Le ricerche erano iniziate intorno alle 17, dopo l’allarme dei familiari e l’applicazione del piano provinciale ricerca persone della prefettura. La svolta quando grazie a dei droni dotati di termocamera e il nucleo cinofili, la signora è stata individuata in una baracca lungo un viottolo del fiume Piave.

Alla donna è stato prestato un primo soccorso dai sommozzatori dei vigili del fuoco di Vicenza, che si trovavano sul luogo del ritrovamento, fino all’arrivo del personale sanitario del Suem.

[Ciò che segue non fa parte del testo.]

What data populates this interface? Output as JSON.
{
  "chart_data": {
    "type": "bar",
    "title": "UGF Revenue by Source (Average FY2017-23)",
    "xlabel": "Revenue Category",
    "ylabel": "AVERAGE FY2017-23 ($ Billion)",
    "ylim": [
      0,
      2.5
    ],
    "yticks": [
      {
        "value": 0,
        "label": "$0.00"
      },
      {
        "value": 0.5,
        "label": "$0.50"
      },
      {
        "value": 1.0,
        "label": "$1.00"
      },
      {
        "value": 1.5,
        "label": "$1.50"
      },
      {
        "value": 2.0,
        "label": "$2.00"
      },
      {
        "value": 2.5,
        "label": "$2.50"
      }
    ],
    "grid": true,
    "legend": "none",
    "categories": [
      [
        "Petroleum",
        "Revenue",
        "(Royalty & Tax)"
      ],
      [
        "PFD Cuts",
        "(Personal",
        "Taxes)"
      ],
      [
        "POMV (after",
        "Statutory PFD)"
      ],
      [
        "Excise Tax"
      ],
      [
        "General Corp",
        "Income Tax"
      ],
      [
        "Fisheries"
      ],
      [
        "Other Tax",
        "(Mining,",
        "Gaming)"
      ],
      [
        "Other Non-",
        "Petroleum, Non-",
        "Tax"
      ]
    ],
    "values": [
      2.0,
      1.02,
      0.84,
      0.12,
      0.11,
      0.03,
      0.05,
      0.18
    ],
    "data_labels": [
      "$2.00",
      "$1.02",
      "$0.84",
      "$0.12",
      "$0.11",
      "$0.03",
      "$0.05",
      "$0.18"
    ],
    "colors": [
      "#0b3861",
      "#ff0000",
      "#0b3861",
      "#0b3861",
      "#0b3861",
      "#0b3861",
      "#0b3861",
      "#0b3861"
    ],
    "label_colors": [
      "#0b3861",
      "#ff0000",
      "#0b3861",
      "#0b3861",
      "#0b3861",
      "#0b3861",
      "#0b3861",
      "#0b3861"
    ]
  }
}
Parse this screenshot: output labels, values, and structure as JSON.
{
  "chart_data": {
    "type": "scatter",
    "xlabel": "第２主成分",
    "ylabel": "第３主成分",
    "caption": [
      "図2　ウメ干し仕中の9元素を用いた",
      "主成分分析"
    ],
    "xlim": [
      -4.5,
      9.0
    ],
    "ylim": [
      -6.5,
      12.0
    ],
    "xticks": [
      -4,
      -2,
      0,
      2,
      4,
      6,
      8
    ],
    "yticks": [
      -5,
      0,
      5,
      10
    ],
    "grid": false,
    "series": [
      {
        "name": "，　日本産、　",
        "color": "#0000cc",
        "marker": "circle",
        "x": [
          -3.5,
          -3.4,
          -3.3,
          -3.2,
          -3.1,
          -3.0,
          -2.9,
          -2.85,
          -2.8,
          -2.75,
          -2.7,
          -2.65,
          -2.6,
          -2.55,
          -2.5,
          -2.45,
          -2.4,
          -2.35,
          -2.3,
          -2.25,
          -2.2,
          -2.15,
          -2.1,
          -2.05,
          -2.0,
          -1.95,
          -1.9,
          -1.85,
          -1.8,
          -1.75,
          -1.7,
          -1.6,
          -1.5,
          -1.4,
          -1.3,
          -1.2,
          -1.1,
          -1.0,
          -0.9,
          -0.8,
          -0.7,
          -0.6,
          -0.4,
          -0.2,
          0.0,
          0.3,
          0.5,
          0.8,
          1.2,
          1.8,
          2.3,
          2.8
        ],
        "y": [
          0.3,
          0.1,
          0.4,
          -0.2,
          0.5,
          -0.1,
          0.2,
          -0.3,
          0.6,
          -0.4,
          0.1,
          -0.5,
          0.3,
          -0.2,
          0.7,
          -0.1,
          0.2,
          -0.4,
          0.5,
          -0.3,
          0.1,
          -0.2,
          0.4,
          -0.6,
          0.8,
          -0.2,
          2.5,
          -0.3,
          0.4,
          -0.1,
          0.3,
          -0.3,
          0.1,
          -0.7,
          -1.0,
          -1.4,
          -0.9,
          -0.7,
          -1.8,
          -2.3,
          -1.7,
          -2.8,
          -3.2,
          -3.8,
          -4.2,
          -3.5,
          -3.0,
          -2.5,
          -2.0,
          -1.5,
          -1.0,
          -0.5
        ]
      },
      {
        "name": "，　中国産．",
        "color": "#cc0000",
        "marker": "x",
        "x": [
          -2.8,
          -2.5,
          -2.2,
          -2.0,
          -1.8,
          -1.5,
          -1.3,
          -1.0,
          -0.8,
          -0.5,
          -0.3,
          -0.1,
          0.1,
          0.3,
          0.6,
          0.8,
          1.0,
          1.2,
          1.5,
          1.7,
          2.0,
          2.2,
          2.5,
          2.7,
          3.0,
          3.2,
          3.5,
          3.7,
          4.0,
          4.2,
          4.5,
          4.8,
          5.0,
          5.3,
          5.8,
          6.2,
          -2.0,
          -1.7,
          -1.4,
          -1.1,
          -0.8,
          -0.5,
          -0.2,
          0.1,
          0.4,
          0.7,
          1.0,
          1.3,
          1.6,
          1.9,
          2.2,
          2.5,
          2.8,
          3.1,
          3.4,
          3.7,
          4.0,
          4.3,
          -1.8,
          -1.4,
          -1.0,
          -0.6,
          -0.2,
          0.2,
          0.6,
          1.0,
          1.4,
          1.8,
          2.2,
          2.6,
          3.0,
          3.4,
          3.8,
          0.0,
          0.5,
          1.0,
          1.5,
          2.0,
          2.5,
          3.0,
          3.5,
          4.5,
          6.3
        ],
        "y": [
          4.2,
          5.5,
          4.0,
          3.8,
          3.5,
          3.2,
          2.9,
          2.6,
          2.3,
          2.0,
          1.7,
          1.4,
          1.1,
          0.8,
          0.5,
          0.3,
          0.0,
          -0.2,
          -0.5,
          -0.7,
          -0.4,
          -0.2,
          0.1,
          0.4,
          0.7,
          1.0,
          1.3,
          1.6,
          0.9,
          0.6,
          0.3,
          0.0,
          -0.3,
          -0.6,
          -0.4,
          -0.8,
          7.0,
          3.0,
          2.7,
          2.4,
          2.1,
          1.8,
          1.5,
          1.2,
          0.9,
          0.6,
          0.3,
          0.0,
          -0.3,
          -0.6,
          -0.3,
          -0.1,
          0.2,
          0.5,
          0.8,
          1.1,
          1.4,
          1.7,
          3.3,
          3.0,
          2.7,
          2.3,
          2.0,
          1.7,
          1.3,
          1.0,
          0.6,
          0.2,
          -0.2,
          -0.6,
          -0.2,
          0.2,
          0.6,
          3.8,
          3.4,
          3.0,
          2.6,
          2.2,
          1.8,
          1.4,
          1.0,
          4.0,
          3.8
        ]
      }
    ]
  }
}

È stata stabilizzata e trasferita in stato confusionale in ospedale per le cure.
Alle ricerche, che sono state coordinate dall’unita di comando locale, hanno preso parte 16 vigili del fuoco suddivisi tra operatorii Tas (Topografia Applicata al Soccorso), una squadra ordinaria, due nuclei cinofili, il personale del nucleo Sapr (Sistema Aeromobile a Pilotaggio Remoto) regionale, oltre ai sommozzatori di Vicenza al capo servizio e il funzionario di guardia. Presenti inoltre 10 operatori della protezione civile di Maserada sul Piave e i carabinieri.